Die Rumänin wusste, wie sie mich mit Tränen anpacken musste, damit ich ihr regelmäßig Geld spendete.

von Mag. (FH) Katharina Zach

über Sorgen, Menschlichkeit und eine verschwundene Zeitungs-Verkäuferin

Ich mag es mir nicht eingestehen, aber ich mache mir Sorgen. Nicht nur über die üblichen Themen, über die man sich derzeit als Österreicher halt so landläufig Sorgen macht: Geld, Wetter (mit ein bissi Klimawandel), Flüchtlinge und den katastrophalen Zustand der Klebstoffindustrie. Nein, ich mache mir Sorgen um die Dame mit den Zeitschriften vor meinem Spar-Supermarkt am Mödlinger Bahnhofsplatz.

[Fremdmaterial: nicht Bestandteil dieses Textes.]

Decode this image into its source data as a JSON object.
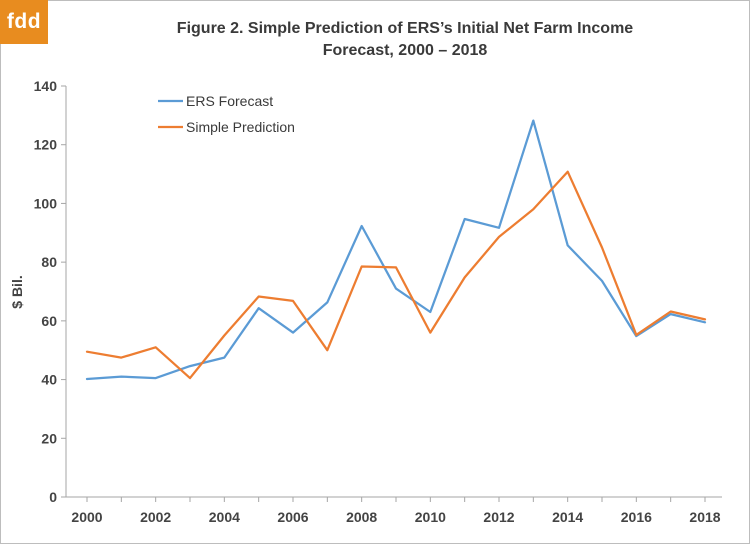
{
  "logo": {
    "text": "fdd"
  },
  "chart_data": {
    "type": "line",
    "title_line1": "Figure  2. Simple Prediction  of ERS’s Initial  Net Farm Income",
    "title_line2": "Forecast,  2000 – 2018",
    "xlabel": "",
    "ylabel": "$ Bil.",
    "x": [
      2000,
      2001,
      2002,
      2003,
      2004,
      2005,
      2006,
      2007,
      2008,
      2009,
      2010,
      2011,
      2012,
      2013,
      2014,
      2015,
      2016,
      2017,
      2018
    ],
    "x_tick_labels": [
      "2000",
      "2002",
      "2004",
      "2006",
      "2008",
      "2010",
      "2012",
      "2014",
      "2016",
      "2018"
    ],
    "y_tick_labels": [
      "0",
      "20",
      "40",
      "60",
      "80",
      "100",
      "120",
      "140"
    ],
    "ylim": [
      0,
      140
    ],
    "xlim": [
      2000,
      2018
    ],
    "grid": false,
    "legend_position": "top-left",
    "series": [
      {
        "name": "ERS Forecast",
        "color": "#5b9bd5",
        "values": [
          40.2,
          41,
          40.5,
          44.6,
          47.5,
          64.3,
          56,
          66.3,
          92.3,
          71,
          63,
          94.7,
          91.7,
          128.2,
          85.7,
          73.6,
          54.8,
          62.3,
          59.5
        ]
      },
      {
        "name": "Simple Prediction",
        "color": "#ed7d31",
        "values": [
          49.5,
          47.5,
          51,
          40.5,
          55,
          68.3,
          66.8,
          50,
          78.5,
          78.2,
          56,
          74.8,
          88.6,
          98,
          110.8,
          85,
          55.2,
          63.2,
          60.5
        ]
      }
    ]
  }
}
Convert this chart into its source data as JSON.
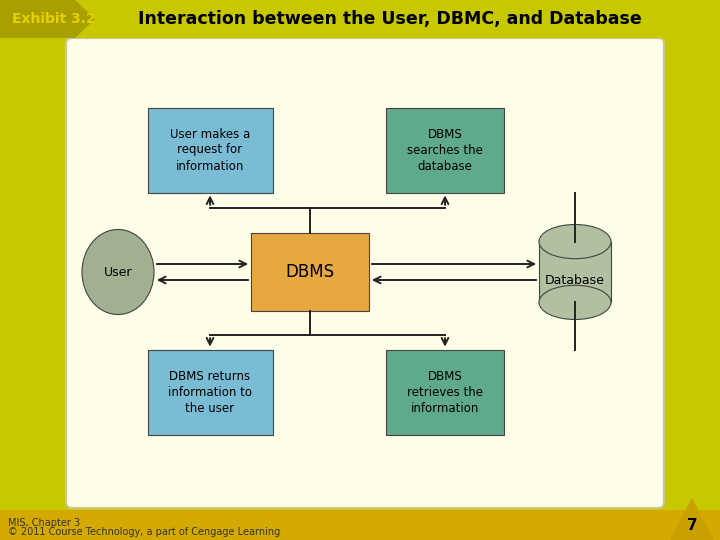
{
  "title": "Interaction between the User, DBMC, and Database",
  "exhibit_label": "Exhibit 3.2",
  "header_color": "#c8c800",
  "header_text_color": "#000000",
  "footer_color": "#d4aa00",
  "footer_text1": "MIS, Chapter 3",
  "footer_text2": "© 2011 Course Technology, a part of Cengage Learning",
  "page_number": "7",
  "diagram_bg": "#fdfde8",
  "diagram_border": "#c8c890",
  "box_blue": "#7bbcd5",
  "box_green": "#5faa8c",
  "box_orange": "#e8a840",
  "ellipse_color": "#a0b090",
  "cylinder_color": "#b0c0a0",
  "arrow_color": "#222222",
  "line_color": "#222222",
  "label_user_makes": "User makes a\nrequest for\ninformation",
  "label_dbms_searches": "DBMS\nsearches the\ndatabase",
  "label_dbms_center": "DBMS",
  "label_user": "User",
  "label_database": "Database",
  "label_dbms_returns": "DBMS returns\ninformation to\nthe user",
  "label_dbms_retrieves": "DBMS\nretrieves the\ninformation"
}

Vielleicht erinnern sich manche: Die Rumänin wusste, wie sie mich mit Tränen und tragischen Geschichten anpacken musste, damit ich ihr regelmäßig Geld spendete. Einmal – vor Weihnachten, bepackt mit Geschenken und in sentimentaler Spenderlaune – gab ich ihr sogar 50 Euro. Daraufhin wollte sie jedoch ständig mehr. Ob meiner emotionalen Erpressbarkeit musste ich das Geschäft für drei Monate zur absoluten No-Go-Area erklären. Doch selbst als Passantin, entkam ich ihr nicht. Schoss ich um die Ecke des Parkplatzes, schossen ihr die Tränen aus den Augen. Räumte ich meine Kameraausrüstung in den Kofferraum, hielt sie mir Fotos ihres nackten Enkels unter die Nase. (Keine Windeln, bitte, bitte...) Irgendwann schaffte ich es hart zu bleiben und ihr nur noch ab und zu ein paar Euro in die Hand zu drücken. (Kein Augenkontakt! )

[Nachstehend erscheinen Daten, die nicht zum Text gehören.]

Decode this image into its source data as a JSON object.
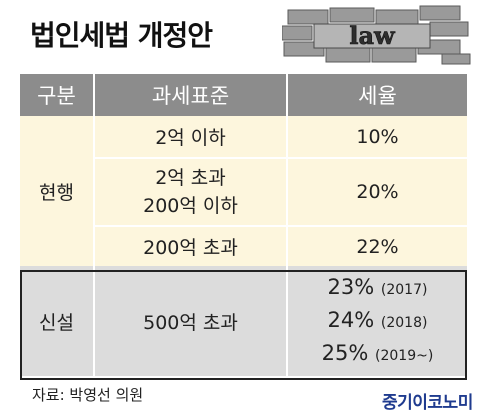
{
  "title": "법인세법 개정안",
  "illustration": {
    "wall_text": "law"
  },
  "table": {
    "headers": [
      "구분",
      "과세표준",
      "세율"
    ],
    "current": {
      "category": "현행",
      "rows": [
        {
          "standard": [
            "2억 이하"
          ],
          "rate": "10%"
        },
        {
          "standard": [
            "2억 초과",
            "200억 이하"
          ],
          "rate": "20%"
        },
        {
          "standard": [
            "200억 초과"
          ],
          "rate": "22%"
        }
      ]
    },
    "new": {
      "category": "신설",
      "standard": "500억 초과",
      "rates": [
        {
          "rate": "23%",
          "year": "(2017)"
        },
        {
          "rate": "24%",
          "year": "(2018)"
        },
        {
          "rate": "25%",
          "year": "(2019~)"
        }
      ]
    }
  },
  "source": "자료: 박영선 의원",
  "publisher": "중기이코노미",
  "colors": {
    "header_bg": "#8c8c8c",
    "current_bg": "#fdf6dd",
    "new_bg": "#dcdcdc",
    "logo": "#1f3b8f"
  }
}
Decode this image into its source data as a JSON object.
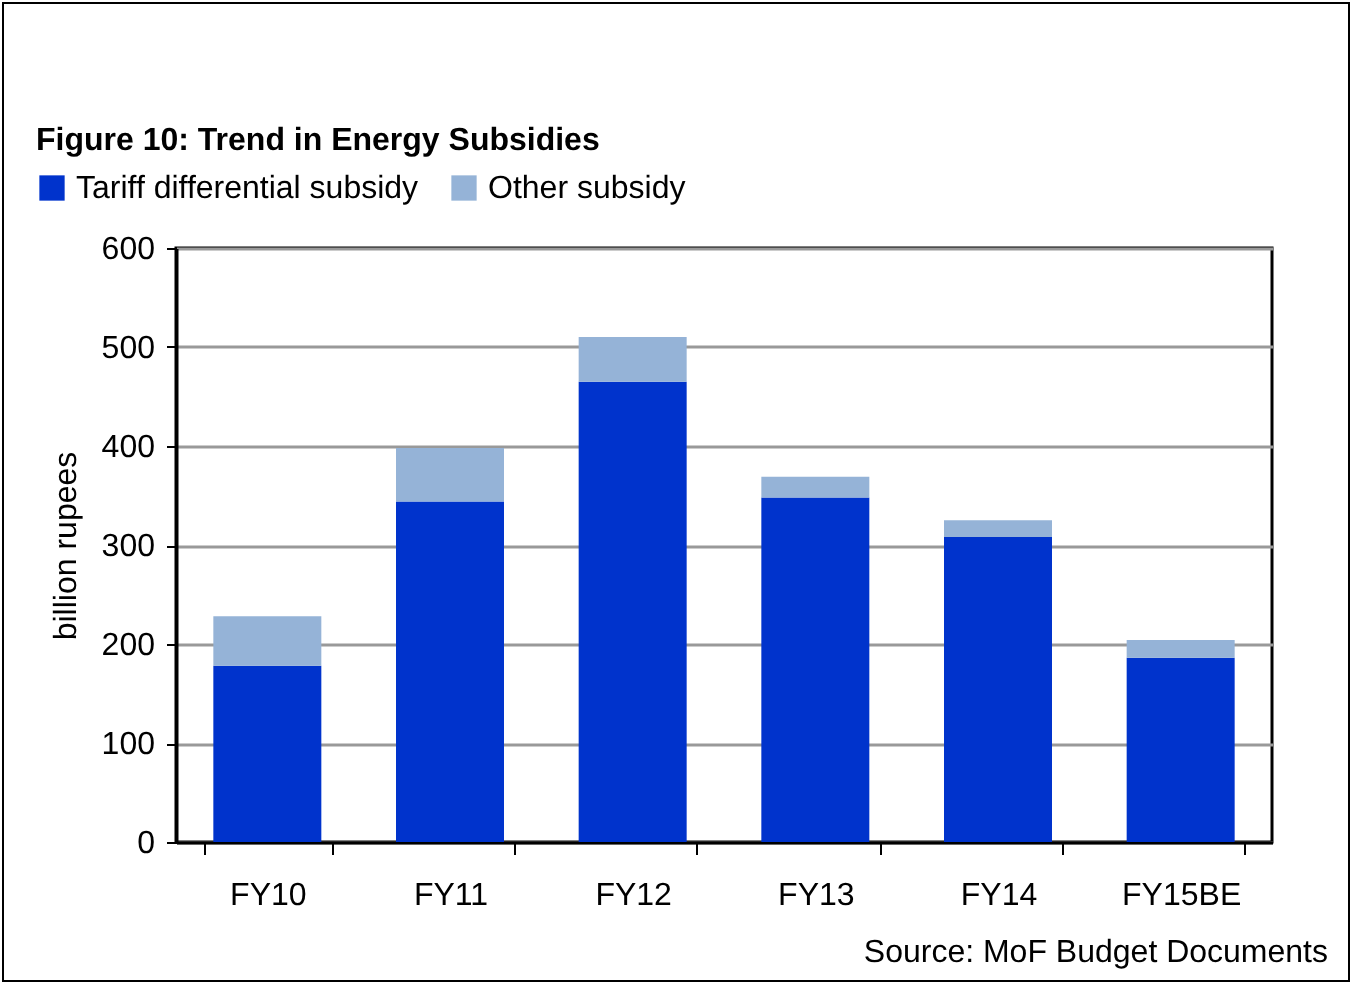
{
  "chart_data": {
    "type": "bar",
    "title": "Figure 10: Trend in Energy Subsidies",
    "ylabel": "billion rupees",
    "categories": [
      "FY10",
      "FY11",
      "FY12",
      "FY13",
      "FY14",
      "FY15BE"
    ],
    "series": [
      {
        "name": "Tariff differential subsidy",
        "color": "#0033cc",
        "values": [
          178,
          344,
          465,
          348,
          308,
          186
        ]
      },
      {
        "name": "Other subsidy",
        "color": "#95b3d7",
        "values": [
          50,
          54,
          45,
          21,
          17,
          18
        ]
      }
    ],
    "stacked": true,
    "ylim": [
      0,
      600
    ],
    "yticks": [
      0,
      100,
      200,
      300,
      400,
      500,
      600
    ],
    "grid": "y",
    "legend": "top left",
    "annotations": [
      "Source: MoF Budget Documents"
    ]
  }
}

Doch Ende August/Anfang September übersiedelte mein Supermarkt. Ein paar Mal noch sah ich die Dame mit den Zeitschriften einsam vor den geschlossenen Schiebetüren stehen und auf verirrte Kundschaft warten. Dann war sie weg. Und vielleicht liegt es an meinem Timing, aber auch am neuen Supermarkt-Standort habe ich sie noch nicht gesehen.

Geht es ihr gut? Haben ihre Enkel Windeln? Wie verkraftet ihre Mutter die Fuß-OP? Ja, auch die durfte ich einmal kennenlernen. Ich habe tatsächlich Einblicke in das – zugegeben vielleicht auch erfundene – Leben dieser Frau erhalten. Nun mache ich mir tatsächlich Sorgen. Und gespendet habe ich auch schon länger nicht.

Hinweise werden also gerne entgegengenommen. Vielleicht frage ich auch ihre Schwester. Die steht nämlich vorm Hofer.